Did not receive any replies on Reddit so I am asking for advice here instead.
I am an international student who has the honor of being admitted to both UC Berkeley (BS EECS) and Imperial College London (MEng in Computing with AI/ML). Both are phenomenal universities and, in my opinion, the best public colleges for CS/Engineering in their respective countries. I will be charged non-resident/overseas tuition so I will pay in full at both unis (my family is fortunate enough to afford them both). Although I am not a US-citizen/permanent resident, I have been living in the state of Minnesota for over 4 years now so I am already well accustomed to the life and culture here.

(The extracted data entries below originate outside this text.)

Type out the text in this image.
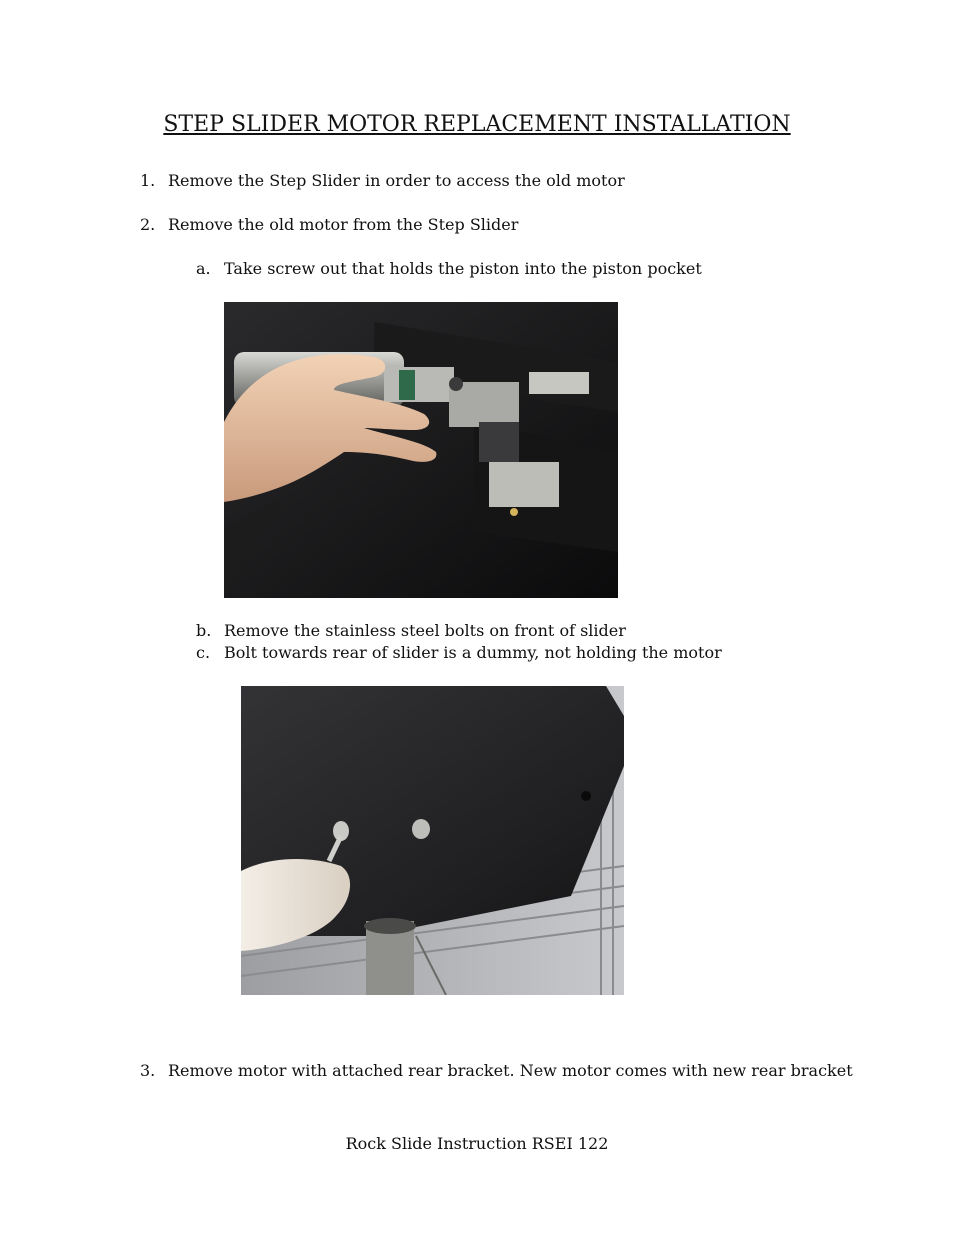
STEP SLIDER MOTOR REPLACEMENT INSTALLATION
1. Remove the Step Slider in order to access the old motor
2. Remove the old motor from the Step Slider
a. Take screw out that holds the piston into the piston pocket
b. Remove the stainless steel bolts on front of slider
c. Bolt towards rear of slider is a dummy, not holding the motor
3. Remove motor with attached rear bracket. New motor comes with new rear bracket
Rock Slide Instruction RSEI 122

Note: I will send a deposit to secure my place Berkeley anyways. If I do end up at Imperial, of course, it would not matter anymore.
I am looking forward to a career in research (aiming for industrial instead of academic) so I will definitely attend grad school. My current plan is to pursue all of my higher education from a single country so I will complete my Ph.D./Masters from the UK if I enroll at Imperial or the US if I attend Berkeley. Since both of these universities are amazing academically, I am looking at my options further down the road.
If I graduate from a US uni, I would naturally like to work and settle down in America. However, my only option would be to get an H1B visa and hope for a green card in the future. Unfortunately, I do happen to be from one of the two most impacted countries in the green-card backlog. Because of the way the current immigration system is set up (which I am not against, ironically), it can take me an upwards of two decades (this figure is coming from multiple google searches) before I even get anywhere close to getting my permanent residency. However, one big advantage of staying in the US is that companies here boast higher salaries and cutting edge R&D departments.
On the other hand, the UK has a system where a person can apply for an ILR (which is their version of permanent residency) with just 10 years of lawful and continuous residence. Fortunately, my 4 years at Imperial along with the additional 4-5 years of grad school will automatically contribute to the majority of that ten-year requirement. Combined with the fact that UK citizenship requires a person to stay on an ILR for only a year at most, I can actually become a British citizen before I’m even 30. Furthermore, based on my current research, it seems as if the top-tier Ph.D. programs in the UK (Oxbridge, Imperial, UCL, Edinburgh, etc.) are somewhat easier to get accepted to in comparison to their American counterparts (Stanford, CMU, MIT, Caltech, Berkeley, etc.). I do want to mention that this is based on anecdotal evidence; I don’t have an official statistic to prove this.
To sum it up, I believe that there are more opportunities for career growth in the US, but the route to citizenship (and grad school) is simpler in the UK. For some reason, I have a feeling that I will get a lot of hate for making this post but I am genuinely weighing my options right now and I would appreciate any advice from you experts!
Edit: I forgot to mention that my parents are definitely moving to the UK regardless of my decision to attend either Uni. My dad found a higher paying job there.